Ia menambahkan bahwa sebelumnya Polresta Pati telah mengamankan lebih dari empat orang. Namun, ujar dia, setelah dilakukan pemeriksaan lebih lanjut Polresta Pati mengamankan empat orang tersangka.
Dalam perkara ini, Polresta Pati berhasil mengamankan sejumlah barang bukti, mulai dari pakaian korban hingga senjata tajam jenis pisau yang dipakai pelaku untuk menusuk korban.

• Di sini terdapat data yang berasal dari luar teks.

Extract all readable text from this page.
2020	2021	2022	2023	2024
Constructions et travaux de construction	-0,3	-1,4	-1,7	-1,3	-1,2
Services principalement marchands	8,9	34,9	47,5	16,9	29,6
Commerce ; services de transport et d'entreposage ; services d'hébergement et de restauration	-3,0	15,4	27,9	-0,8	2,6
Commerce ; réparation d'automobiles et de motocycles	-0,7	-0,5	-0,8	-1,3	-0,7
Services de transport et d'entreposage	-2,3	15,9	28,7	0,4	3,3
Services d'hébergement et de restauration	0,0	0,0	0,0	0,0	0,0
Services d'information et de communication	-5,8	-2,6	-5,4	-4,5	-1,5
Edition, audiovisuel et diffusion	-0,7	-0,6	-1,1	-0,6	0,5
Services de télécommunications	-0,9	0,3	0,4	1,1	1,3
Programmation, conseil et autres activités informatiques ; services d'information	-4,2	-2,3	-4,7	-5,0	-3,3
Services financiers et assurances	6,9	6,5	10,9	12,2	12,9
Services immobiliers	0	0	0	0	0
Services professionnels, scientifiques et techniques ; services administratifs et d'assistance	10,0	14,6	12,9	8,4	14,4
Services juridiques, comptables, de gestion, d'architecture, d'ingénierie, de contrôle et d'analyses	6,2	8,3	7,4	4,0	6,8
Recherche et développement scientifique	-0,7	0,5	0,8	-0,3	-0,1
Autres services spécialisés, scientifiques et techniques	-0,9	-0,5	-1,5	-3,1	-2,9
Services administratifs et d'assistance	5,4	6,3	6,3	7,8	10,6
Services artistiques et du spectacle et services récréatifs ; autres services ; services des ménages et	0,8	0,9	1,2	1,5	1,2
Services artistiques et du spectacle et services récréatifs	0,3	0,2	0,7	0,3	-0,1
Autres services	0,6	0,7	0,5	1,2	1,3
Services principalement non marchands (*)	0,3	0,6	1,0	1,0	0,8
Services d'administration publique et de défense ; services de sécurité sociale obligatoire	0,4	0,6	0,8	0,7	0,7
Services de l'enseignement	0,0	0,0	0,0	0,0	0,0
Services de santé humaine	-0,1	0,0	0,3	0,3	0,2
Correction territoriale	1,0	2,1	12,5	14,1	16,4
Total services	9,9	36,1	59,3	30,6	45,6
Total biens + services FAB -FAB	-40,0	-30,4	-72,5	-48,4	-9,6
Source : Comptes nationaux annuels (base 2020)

“Barang bukti yang berhasil kami sita dari korban Ahmad Farel yakni satu stel jaket hitam satu celana berwarna putih terus satu stel celana pendek polos warna abu-abu dan satu buah sabuk warna hitam yang dipakai oleh korban,” jelasnya.
“Dari pelaku kami berhasil mengumpulkan barang bukti satu stel kaos yang dipakai oleh pelaku, satu stel celana dan juga ada satu senjata tajam jenis pisau yang dibawa oleh salah satu pelaku yang dibawa dari rumah. Satu lembar daun mangga kering yang digunakan oleh pelaku membersihkan darah yang ada di pisau,” dia melanjutkan.
Adapun empat tersangka itu diancam hukuman maksimal 7 tahun penjara.
“Pelaku masih anak-anak. Jadi ancaman hukuman ⅓ dari 7 tahun penjara,” paparnya.
Lebih lanjut, Kompol Dika mengungkapkan kronologi kejadian bermula pada Kamis (12/03/2026) pukul 01.30 WIB.
Kasus itu berawal dari tongtek sahur yang menggunakan sound system yang diputar dengan mobil pick up. Sesampai di persimpangan jalan desa, korban menghampiri sekelompok remaja sendirian.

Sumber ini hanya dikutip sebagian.